The chairs are plastic. The cups are disposal. The sun never quite reaches the terrace. Luckily for Voglia mi pizza (“I want pizza”), it makes a damn fine pizza.  The popular bakery next door, Voglia mi pane (“I want bread”), owned and run by the same family, supplies the restaurant with its unique fennel-seed flavoured pizza bases. The result is a range of around fifteen crispy, thin and über fresh pizzas topped with market-bought vegetables  – all for around €3. Perfect with a chilled Sicilian beer (€2).

Address: Via Chiavettieri, Palermo.


Eat for… €7

According to the folks at Kus Kus, their signature dish was introduced into Sicily by fishermen from Tabarca, an island off the coast of Tunis, in the Tyrrhenian Sea. Made from semolina flour and served with garlic, olive oil, spices, chilli and vegetables, meat or fish, couscous is cooked in a glazed ceramic pot – the “mafaradda Siciliana” – that has a slightly higher body and taller neck than a North African tajine. Semolina is much less finely ground in Sicily too, and there’s a heavy emphasis on saffron, nuts and olive oil, so the local dish tends to be more intense, course and salty.

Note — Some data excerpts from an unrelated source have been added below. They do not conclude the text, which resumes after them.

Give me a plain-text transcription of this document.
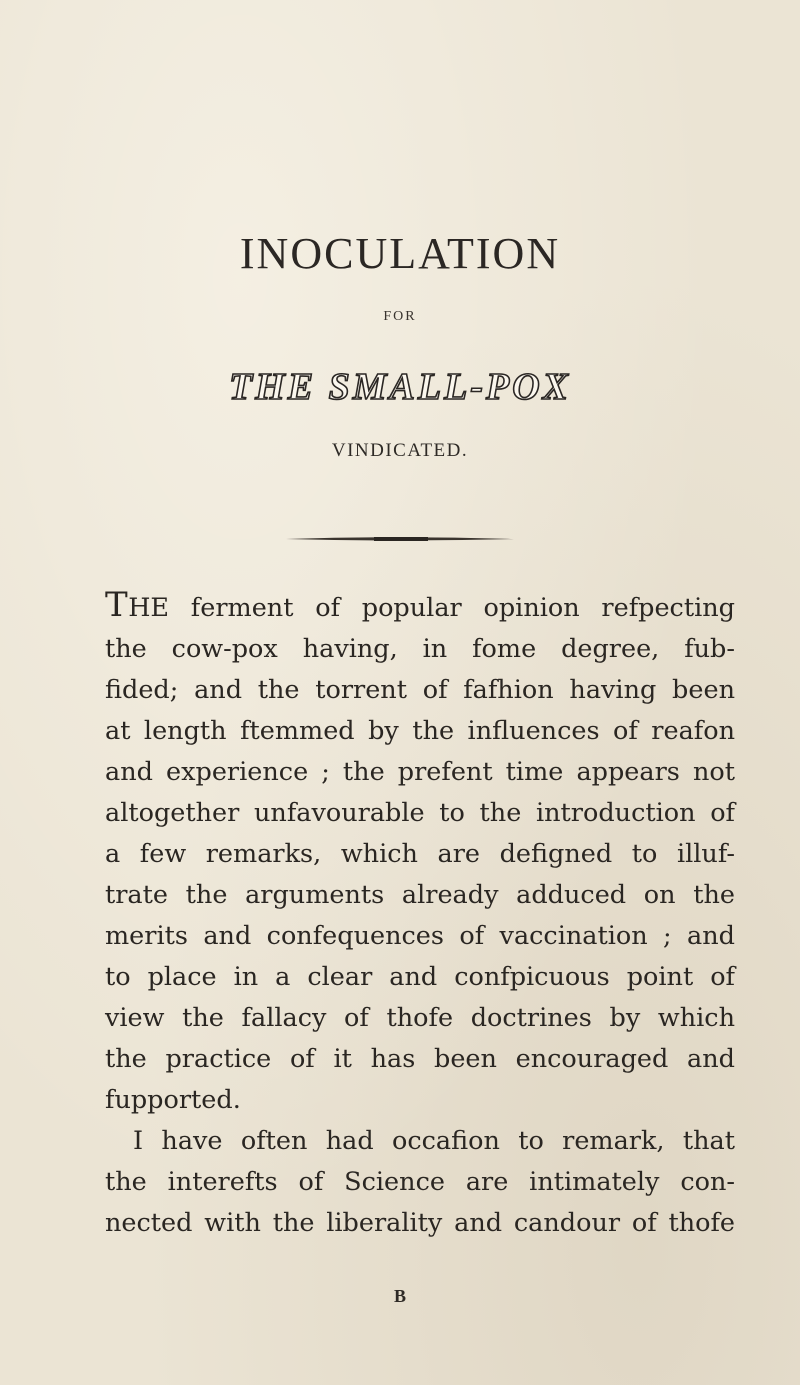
INOCULATION
FOR
THE SMALL-POX
VINDICATED.
THE ferment of popular opinion refpecting
the cow-pox having, in fome degree, fub-
fided; and the torrent of fafhion having been
at length ftemmed by the influences of reafon
and experience ; the prefent time appears not
altogether unfavourable to the introduction of
a few remarks, which are defigned to illuf-
trate the arguments already adduced on the
merits and confequences of vaccination ; and
to place in a clear and confpicuous point of
view the fallacy of thofe doctrines by which
the practice of it has been encouraged and
fupported.
I have often had occafion to remark, that
the interefts of Science are intimately con-
nected with the liberality and candour of thofe
B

A small, family-run restaurant opened in 2004, Kus Kus makes everything on the premises. If you want a glimpse of the kitchens, use the take-away entrance on Piazza Virgilio, rather than the sit-down entrance on Via del Fervore. Take-away is also a lot cheaper – half the price in fact. We paid about €15 for two generous servings of fish coucous, with two rolled sardines stuffed with pine nuts, and a large beer.

Address: Piazza Virgilio, 9, 90141 Palermo.